EFD USA's appeal to California's Second District Court of Appeal turned on a settlement-offset question. The lead argument in EFD's opening brief quoted Lilienthal & Fowler v. Superior Court for a three-part test distinguishing separate claims. The quotation does not appear in Lilienthal, and the case does not address settlement offsets at all. Three more fabricated or mischaracterized citations followed in the opening brief, attributed to Riverisland Cold Storage, Leaf v. City of San Mateo, and Dell'Oca v. Bank of New York Trust Co., and the reply brief added two more, attributed to Rudick v. State Board of Optometry and Milstein v. Sartain. Trial counsel David Azar had asked an "AI consultant" to draft the opening brief, then used an unidentified "AI system" to cut roughly 6,000 words from it without a second cite-check. Azar attributed the fabricated quotations to that shortening step.

AI tool:
Unidentified generative AI (trial counsel's 'AI consultant' used an unidentified 'AI system' to shorten the brief)
Sanction amount:
$900
This case summary is informational only. Verify the underlying opinion or order against the primary source before relying on it in any filing or client matter.

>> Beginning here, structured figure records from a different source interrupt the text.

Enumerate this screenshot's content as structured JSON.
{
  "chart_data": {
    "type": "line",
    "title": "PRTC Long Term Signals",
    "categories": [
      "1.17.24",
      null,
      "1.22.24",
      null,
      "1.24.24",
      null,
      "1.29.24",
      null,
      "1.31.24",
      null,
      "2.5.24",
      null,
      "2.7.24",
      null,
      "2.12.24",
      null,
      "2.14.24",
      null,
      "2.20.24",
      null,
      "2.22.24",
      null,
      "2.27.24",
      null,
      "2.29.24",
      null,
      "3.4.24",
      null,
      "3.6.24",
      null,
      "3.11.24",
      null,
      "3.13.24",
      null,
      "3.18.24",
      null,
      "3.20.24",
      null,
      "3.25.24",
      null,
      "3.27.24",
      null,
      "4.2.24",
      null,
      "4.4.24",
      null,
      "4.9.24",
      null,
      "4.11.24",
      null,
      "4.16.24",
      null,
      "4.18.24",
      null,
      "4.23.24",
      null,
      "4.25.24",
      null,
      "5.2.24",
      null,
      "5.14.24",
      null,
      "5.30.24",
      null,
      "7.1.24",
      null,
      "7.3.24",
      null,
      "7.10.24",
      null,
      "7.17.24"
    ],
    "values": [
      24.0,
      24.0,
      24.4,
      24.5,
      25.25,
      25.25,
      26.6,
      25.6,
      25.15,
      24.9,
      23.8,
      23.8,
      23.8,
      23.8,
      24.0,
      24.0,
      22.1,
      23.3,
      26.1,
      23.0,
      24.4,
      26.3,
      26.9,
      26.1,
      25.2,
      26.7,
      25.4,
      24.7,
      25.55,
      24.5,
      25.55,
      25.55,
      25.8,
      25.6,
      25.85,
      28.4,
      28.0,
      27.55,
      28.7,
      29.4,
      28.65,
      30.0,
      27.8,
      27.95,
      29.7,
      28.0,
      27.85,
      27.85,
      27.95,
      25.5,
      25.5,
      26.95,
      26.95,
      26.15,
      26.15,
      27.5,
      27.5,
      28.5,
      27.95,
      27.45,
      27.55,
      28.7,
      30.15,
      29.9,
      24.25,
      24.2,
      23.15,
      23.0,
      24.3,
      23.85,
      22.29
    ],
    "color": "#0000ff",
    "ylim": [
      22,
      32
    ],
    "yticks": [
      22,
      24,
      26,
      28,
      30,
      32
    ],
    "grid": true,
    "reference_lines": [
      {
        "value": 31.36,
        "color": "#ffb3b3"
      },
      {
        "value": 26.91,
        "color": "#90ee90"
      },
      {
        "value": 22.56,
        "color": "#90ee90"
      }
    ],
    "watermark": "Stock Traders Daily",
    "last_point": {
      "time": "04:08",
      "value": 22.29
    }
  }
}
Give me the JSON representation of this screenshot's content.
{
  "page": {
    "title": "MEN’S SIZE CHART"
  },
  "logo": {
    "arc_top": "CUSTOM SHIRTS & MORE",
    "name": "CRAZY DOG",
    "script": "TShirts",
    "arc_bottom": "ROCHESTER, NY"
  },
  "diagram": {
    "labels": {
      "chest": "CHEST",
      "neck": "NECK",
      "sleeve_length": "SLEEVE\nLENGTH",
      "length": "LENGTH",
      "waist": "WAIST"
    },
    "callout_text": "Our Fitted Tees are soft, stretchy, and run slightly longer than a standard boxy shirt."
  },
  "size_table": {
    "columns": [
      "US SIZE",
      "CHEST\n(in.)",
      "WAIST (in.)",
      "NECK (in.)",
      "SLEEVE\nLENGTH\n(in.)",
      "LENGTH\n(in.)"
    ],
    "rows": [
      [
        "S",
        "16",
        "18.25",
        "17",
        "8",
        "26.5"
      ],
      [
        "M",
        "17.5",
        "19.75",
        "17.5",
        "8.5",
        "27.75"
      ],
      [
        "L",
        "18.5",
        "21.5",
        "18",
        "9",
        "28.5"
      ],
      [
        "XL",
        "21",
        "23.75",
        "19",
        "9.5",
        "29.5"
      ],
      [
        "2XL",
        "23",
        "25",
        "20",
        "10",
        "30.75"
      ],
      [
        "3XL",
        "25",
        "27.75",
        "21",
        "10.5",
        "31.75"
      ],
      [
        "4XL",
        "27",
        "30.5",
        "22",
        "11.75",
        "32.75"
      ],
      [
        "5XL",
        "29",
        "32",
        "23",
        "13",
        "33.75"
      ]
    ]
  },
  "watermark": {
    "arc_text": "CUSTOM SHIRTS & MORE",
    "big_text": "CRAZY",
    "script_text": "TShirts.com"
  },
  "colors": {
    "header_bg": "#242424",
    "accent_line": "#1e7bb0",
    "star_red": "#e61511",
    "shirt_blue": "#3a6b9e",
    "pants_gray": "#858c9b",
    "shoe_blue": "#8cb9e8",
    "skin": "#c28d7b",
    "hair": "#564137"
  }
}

What sanction did the court impose?

The court affirmed the judgment, the default judgment, and the order denying a new trial. On its own motion, after issuing an order to show cause, the panel sanctioned Azar $900, payable to the clerk, for relying on fabricated authority in violation of the California Rules of Court. The sanction fell on Azar alone: the court found the errors "caused primarily by Azar's failure to adequately safeguard against AI hallucinations," and declined to sanction co-counsel Mitchell Keiter, who had only formatted and filed the reply. The $900 figure was calibrated against Noland v. Land of the Free, where the same court imposed $10,000 for far more widespread fabrication. The panel was Hanasono, J. (authoring), Edmon, P.J., and Adams, J.

Why does EFD USA, Inc. v. Band Pro Film and Digital, Inc. matter for law firms using AI?

EFD v. Band Pro illustrates the exposure created when fabricated authority survives into an appellate brief. A trial-level slip might be papered over with a corrected filing, but a sanction issued by a Court of Appeal panel, even in an unpublished opinion, lands on Westlaw where malpractice carriers and future panels can find it. The order is also a clean illustration of how the AI failure mode compounds: the fabrications did not come from the original AI-drafted brief, which counsel had cite-checked, but from a second pass that used an AI system to cut the brief under the word limit. No one checked the citations again. For a managing partner, the policy point is that AI-assisted citation must be verified against the cited opinion itself before any brief leaves the firm, and that the verification has to be repeated after any later AI edit, not just the first draft.

Sources

Primary sources

Further reading

Unverified claims:
  • Specific generative AI tool was not identified by name in available sources (court refers only to an 'AI consultant' and an 'AI system').